No, it’s just one tool
Carol
One way would be to put in place various systems and mechanisms that would make the policy process (i.e. formulation, implementation, evalution/oversight)across government and within government departments and agencies more open and plural. For example, by stipulating that all advisory groups and regulatory bodies must adequately represent the views of all of the primary stakeholders in a particular policy area. So, the Board of HMRC would not simply consist of the represeantives of big business, but SMEs and individual taxpayers (and yes, I know we could argue about how the latter would be represented, but it isn’t difficult to resolve).
Another that George Monbiot promotes, is that all think tanks (e.g. Policy Exchange, Adam Smith Institute, IPPR, etc) should be forced to publish where their funding comes from so that the public can see what/who might be driving/influencing their work.
A comprehensive register of lobbying companies – not the deeply compromised version the government are supporting – would be another.
The extension of FoI law to all organisations delivering any form of publicly funded service.
Public funding of political parties and strict limits set on the amount (in cash or in kind) that any individual or organisation can donate/provide to a politician or political party.
The City of London turned into a normal local authority.

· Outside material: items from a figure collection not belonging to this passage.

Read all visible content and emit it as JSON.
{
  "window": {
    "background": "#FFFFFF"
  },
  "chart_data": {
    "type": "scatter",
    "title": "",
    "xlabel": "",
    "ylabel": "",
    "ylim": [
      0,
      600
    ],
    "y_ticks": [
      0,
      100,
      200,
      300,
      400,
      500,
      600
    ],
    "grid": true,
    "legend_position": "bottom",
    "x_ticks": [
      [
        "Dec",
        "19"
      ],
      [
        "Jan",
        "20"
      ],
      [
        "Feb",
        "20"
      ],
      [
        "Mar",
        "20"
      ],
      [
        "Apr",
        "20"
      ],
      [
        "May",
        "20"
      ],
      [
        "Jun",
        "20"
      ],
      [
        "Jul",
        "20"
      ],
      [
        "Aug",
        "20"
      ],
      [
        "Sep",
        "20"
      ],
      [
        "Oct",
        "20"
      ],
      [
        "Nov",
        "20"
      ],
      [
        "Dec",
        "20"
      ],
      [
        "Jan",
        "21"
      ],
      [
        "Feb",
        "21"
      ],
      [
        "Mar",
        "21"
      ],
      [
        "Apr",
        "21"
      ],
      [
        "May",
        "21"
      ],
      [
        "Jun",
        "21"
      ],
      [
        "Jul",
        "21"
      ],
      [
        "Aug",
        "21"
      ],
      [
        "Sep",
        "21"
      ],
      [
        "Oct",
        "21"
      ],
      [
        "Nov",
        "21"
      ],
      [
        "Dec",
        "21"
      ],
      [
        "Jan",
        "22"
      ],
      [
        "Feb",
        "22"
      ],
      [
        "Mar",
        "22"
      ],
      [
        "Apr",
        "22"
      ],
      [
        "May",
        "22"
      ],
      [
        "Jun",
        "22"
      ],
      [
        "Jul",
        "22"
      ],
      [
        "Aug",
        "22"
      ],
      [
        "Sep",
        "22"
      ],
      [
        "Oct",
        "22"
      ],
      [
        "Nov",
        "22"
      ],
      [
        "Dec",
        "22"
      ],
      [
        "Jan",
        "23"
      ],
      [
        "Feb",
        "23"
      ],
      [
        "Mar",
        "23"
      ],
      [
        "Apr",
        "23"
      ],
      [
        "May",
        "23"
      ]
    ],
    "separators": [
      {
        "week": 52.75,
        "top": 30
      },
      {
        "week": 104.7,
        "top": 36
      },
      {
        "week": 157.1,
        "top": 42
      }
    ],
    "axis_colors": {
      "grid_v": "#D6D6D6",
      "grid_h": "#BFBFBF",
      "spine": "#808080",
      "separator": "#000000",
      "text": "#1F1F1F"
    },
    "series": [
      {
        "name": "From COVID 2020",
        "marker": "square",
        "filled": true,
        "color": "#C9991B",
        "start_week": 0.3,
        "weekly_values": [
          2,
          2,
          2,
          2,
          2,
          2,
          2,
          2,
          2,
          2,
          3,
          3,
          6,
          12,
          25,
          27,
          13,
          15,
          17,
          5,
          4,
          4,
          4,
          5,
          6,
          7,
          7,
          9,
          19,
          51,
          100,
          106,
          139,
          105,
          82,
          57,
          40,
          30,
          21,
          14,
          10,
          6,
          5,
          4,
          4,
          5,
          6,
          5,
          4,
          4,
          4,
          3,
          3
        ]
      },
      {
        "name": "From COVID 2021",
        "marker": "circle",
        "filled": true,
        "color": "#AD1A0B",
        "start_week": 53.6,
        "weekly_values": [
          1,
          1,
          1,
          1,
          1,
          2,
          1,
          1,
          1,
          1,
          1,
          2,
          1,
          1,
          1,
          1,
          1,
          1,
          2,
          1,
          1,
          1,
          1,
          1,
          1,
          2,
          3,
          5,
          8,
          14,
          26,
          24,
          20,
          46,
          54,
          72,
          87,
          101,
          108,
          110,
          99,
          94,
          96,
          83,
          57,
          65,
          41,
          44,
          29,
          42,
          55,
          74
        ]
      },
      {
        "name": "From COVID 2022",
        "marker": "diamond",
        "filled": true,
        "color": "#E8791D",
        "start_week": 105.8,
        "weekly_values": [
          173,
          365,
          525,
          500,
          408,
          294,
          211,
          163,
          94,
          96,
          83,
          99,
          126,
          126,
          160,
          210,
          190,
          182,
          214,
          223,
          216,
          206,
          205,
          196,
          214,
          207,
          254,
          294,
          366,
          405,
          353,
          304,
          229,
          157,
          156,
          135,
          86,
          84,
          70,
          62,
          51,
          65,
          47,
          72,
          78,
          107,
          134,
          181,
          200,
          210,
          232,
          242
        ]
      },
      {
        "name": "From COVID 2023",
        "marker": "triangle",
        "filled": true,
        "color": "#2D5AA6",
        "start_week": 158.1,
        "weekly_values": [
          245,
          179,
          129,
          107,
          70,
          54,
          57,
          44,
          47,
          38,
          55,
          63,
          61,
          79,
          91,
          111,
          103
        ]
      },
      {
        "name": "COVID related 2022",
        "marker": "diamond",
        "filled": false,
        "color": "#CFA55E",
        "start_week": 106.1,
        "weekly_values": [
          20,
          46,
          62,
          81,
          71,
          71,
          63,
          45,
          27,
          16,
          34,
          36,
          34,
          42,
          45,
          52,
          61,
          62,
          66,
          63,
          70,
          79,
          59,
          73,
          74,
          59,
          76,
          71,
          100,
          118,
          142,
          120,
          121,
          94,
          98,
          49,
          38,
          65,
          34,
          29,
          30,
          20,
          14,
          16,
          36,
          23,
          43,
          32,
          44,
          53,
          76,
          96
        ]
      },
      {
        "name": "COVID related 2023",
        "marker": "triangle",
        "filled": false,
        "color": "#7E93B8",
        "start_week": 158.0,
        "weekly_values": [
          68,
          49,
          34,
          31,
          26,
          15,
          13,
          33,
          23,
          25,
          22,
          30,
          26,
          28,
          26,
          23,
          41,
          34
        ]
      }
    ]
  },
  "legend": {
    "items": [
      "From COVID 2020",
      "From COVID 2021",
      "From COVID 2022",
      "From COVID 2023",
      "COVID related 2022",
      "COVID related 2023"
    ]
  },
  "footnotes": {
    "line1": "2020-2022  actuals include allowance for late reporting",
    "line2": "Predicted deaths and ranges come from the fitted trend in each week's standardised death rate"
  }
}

None of these are original suggestions. All have been promoted before – some for many years – and all routinely blocked by those who would see their power and influence weaken as a result.
“Public funding of political parties and strict limits set on the amount (in cash or in kind) that any individual or organisation can donate/provide to a politician or political party.”
Which would hand a huge, eyewatering bonus to those already in power. They wouldn’t even need to ask for donations if the taxpayer had to pay. It would simply freeze out other parties without access to cash.
I have to say I find it difficult to equate Waitrose and World Domination. Not least given that it is owned by its employees. Hardly a bastion of right wing capitalism! I wonder perhaps if your poor reception caused you to inadvertantly take a comment out of context? I don’t know as I did not hear the piece.
I do not equate the man and Waitrose
I equate the man and the view
Richard, is that in the same way you separate Bill Dodwell, for example, from Deloitte or even the Big 4?
No
He clearly was not speaking for Waitrose on that issue – which is only a national company
No
He clearly was not speaking for Waitrose on that issue – which is only a national company
Corporatism = Fascism and Fascism = Corporatism? Maybe, maybe not, but Mussolini did say “Fascism should more properly be called corporatism, for it is a merger of corporate and government power.”
What we are certainly seeing, as noted by several people on this blog, is the growth and strengthening of the neo-feudal state, and so the enserfment of the many, right up to the whole 99%.
“A comprehensive register of lobbying companies — not the deeply compromised version the government are supporting — would be another”
http://www.powerbase.info/index.php/Main_Page
Just click on the words on the right hand side.
It is really amazing, given the wide spread of the various names, how the same private organisation keep cropping-up.
The adam smith institute seems to be in a lot of places.